On 26 March 2012, the Office of the Prosecutor at the Paris High Court issued an order not to open a criminal investigation, arguing that there were insufficient grounds to open an investigation. However, the investigating judge of the specialized unit decided on 23 May 2012 to open a formal criminal investigation. On 15 January 2013, the Paris Court of Appeal (Cour d’Appel de Paris) decided to allow the investigation to proceed.

In January 2013, five Libyan victims joined the proceedings as civil parties. They were heard in June and July 2013 by the specialized unit. Another Libyan victim joined the case and was heard by the investigating judge on 11 December 2015.

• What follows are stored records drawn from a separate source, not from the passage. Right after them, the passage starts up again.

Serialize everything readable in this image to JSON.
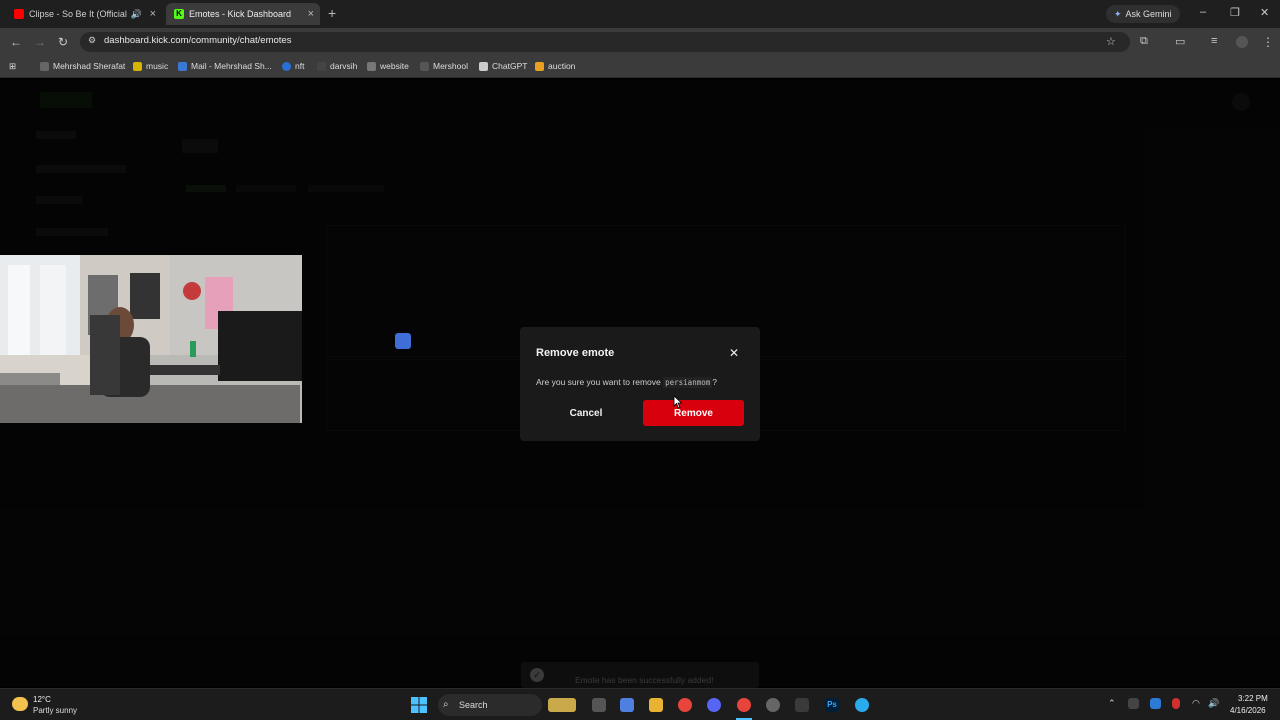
{
  "browser": {
    "tabs": [
      {
        "title": "Clipse - So Be It (Official M"
      },
      {
        "title": "Emotes - Kick Dashboard"
      }
    ],
    "ask_gemini": "Ask Gemini",
    "url": "dashboard.kick.com/community/chat/emotes",
    "bookmarks": [
      "Mehrshad Sherafat",
      "music",
      "Mail - Mehrshad Sh...",
      "nft",
      "darvsih",
      "website",
      "Mershool",
      "ChatGPT",
      "auction"
    ]
  },
  "modal": {
    "title": "Remove emote",
    "message": "Are you sure you want to remove",
    "emote_name": "persianmom",
    "message_suffix": "?",
    "cancel_label": "Cancel",
    "remove_label": "Remove"
  },
  "toast": {
    "message": "Emote has been successfully added!"
  },
  "taskbar": {
    "temperature": "12°C",
    "weather": "Partly sunny",
    "search_label": "Search",
    "time": "3:22 PM",
    "date": "4/16/2026"
  },
  "colors": {
    "remove_button": "#d9000d",
    "kick_brand": "#53fc18",
    "youtube": "#ff0000"
  }
}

In March 2016 it was revealed that new evidence consisting of dozens of documents from Muammar Gaddafi’s security services had come to light, reportedly showing the regime’s extensive use of the surveillance technologies provided by AMESYS to track, arrest, and torture political opposition.

On 30 May 2017, AMESYS was formally assigned the status of assisted witness (“témoin assisté) for complicity in torture committed in Libya between 2007 and 2011.

On 5 July 2017, the French media published a report revealing that AMESYS (which became NEXA TECHNOLOGIES) had supplied a similar surveillance system to the Egyptian government in March 2014.

On 9 November 2017, the FIDH and its member organization in France, the Ligue des Droits de l’Homme (LDH), filed a criminal complaint for alleged complicity in international crimes as a result of providing surveillance technologies to the Al-Sissi regime. A judicial investigation into the allegations was opened in December 2017.

In 2020, a judicial request for cooperation was sent to the Libyan judiciary in order to interrogate key witnesses.

In June and July 2021, three executives of the company, as well as the company itself, were indicted by the investigative judges for complicity in torture.